Я попал, таким образом, в область российского протеста помощию лени, и благодаря симпатичности старичка, влияние которого вследствие этого было весьма сильно, и сам я стал в эти ряды. Не велики были размеры этого рода протеста. Мало-помалу, под влиянием старика, я стал сходиться и с другими чудаками того же разбора: то с каким-нибудь охотником до бойцовых гусей или петухов, то с голубятниками, и вообще с людьми, которые "отбивались от порядка", отвоевывали себе какую-нибудь мельчайшую страсть, какую-нибудь смешную профессию. Большею частью бывало так, что та или другая мелкая профессия, вроде занятия голубями, была не просто страстью, любовью, а как бы протестом, в глубине ее всегда таилось что-нибудь такое, что рыболова старичка заставляло, бравшись за удочку, говорить: "Ищи вот меня!

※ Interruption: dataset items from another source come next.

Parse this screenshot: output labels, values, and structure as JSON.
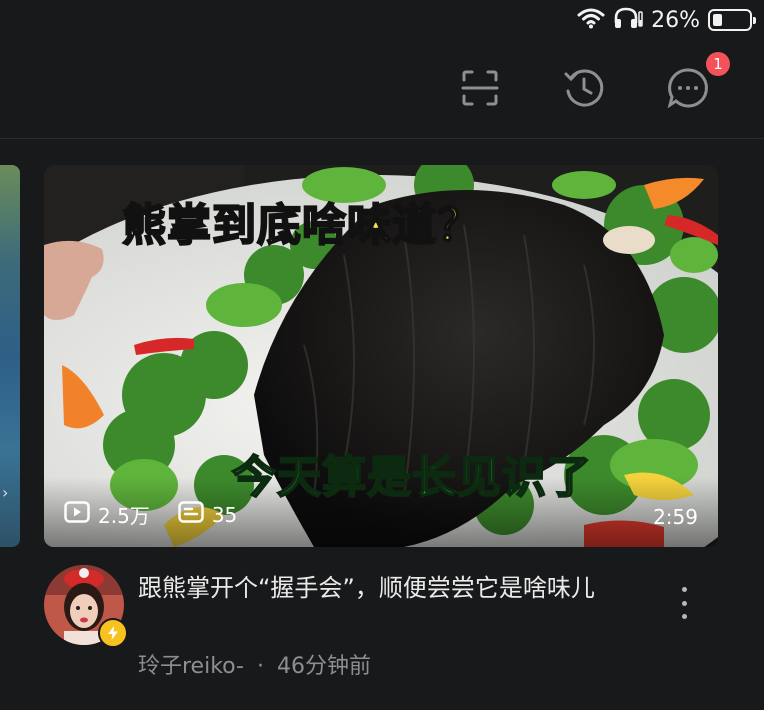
{
  "status_bar": {
    "battery_percent_label": "26%",
    "battery_level": 0.26,
    "icons": [
      "wifi-icon",
      "headphones-icon",
      "battery-icon"
    ]
  },
  "top_bar": {
    "icons": [
      "scan-icon",
      "history-icon",
      "message-icon"
    ],
    "message_badge": "1",
    "badge_color": "#f4525a"
  },
  "video": {
    "overlay_title": "熊掌到底啥味道？",
    "overlay_subtitle": "今天算是长见识了",
    "views": "2.5万",
    "comments": "35",
    "duration": "2:59",
    "title": "跟熊掌开个“握手会”，顺便尝尝它是啥味儿",
    "author": "玲子reiko-",
    "separator": "·",
    "time_ago": "46分钟前"
  },
  "colors": {
    "background": "#18191b",
    "overlay_yellow": "#ffe14a",
    "overlay_green": "#3ee06a",
    "verified": "#f7c21d"
  }
}
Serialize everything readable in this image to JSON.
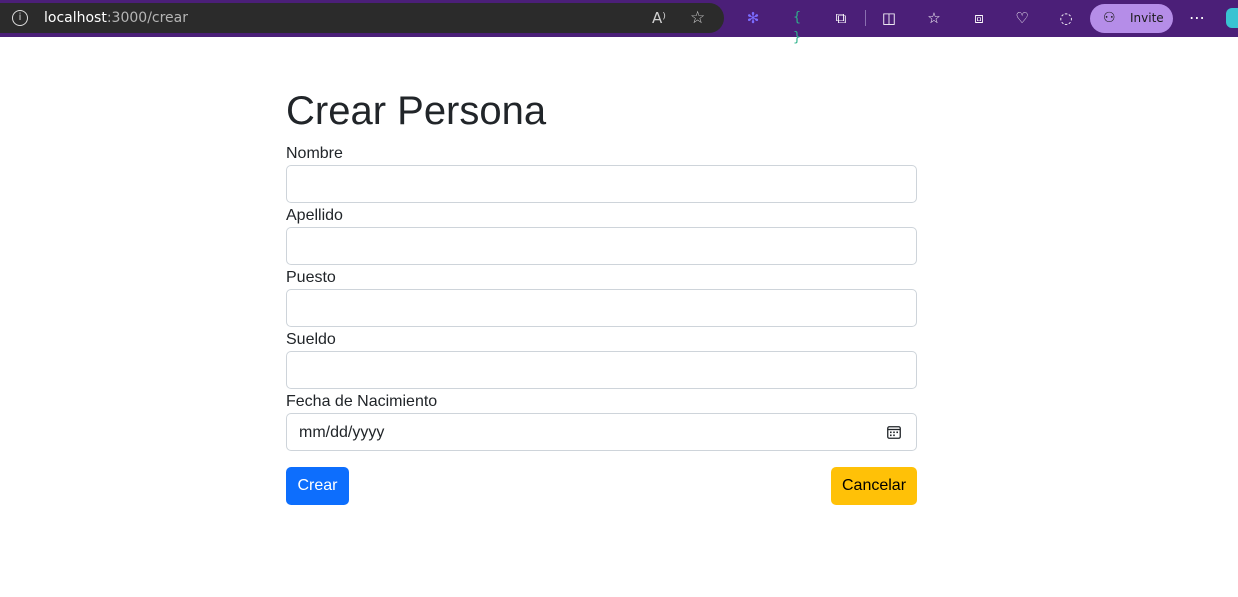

Я терпел довольно, — теперь вот буду ловить рыбу, и шабаш!" — "Матушки мои родимые! — кричит мещанка на всю улицу: — последнее разбойник "мой" платьишко заложил, купил гуся бойцового!" — "Нет, ты вспомни, — отвечал тоже на всю улицу "разбойник", прижимая к груди только что купленного гуся — вспомни, шельма, как ты меня мучила… Да! как вы меня с любовником в солдаты хотели упечь, канальи!" Глядя на то, как любовно прижимает этот человек гуся к своей груди и с каким негодованием отстаивает свои права на него, нельзя не видеть, что в этой покупке не просто забава от нечего делать, а протест. Мало-помалу стал я втягиваться в среду этих людей, живших кое-как, маячивших жизнь помаленьку, лишь бы как-нибудь сохранить в сердце хоть один уголок, куда бы нельзя было пролезть посторонней бесцеремонности. Отвоевывая гуся, мещанин приобретал пищу для мысли, где он был полным хозяином, мог поступать свободно, не боясь даже, что может вмешаться будочник. Приобретая гуся, мещанин удовлетворял потребности жить не по приказу. Мне хорошо было в обществе этих чудаков, потому что здесь они смотрели на меня как на человека, как на равного, и я весьма быстро пропитался идеями, господствующими среди этих протестантов. Я привык тоже дорожить правами собственной мысли, отвоевывать себе такую деятельность, где бы я знал, что и зачем делаю, и чтобы в этом деле мне не мешали, чтобы я знал цель моего дела.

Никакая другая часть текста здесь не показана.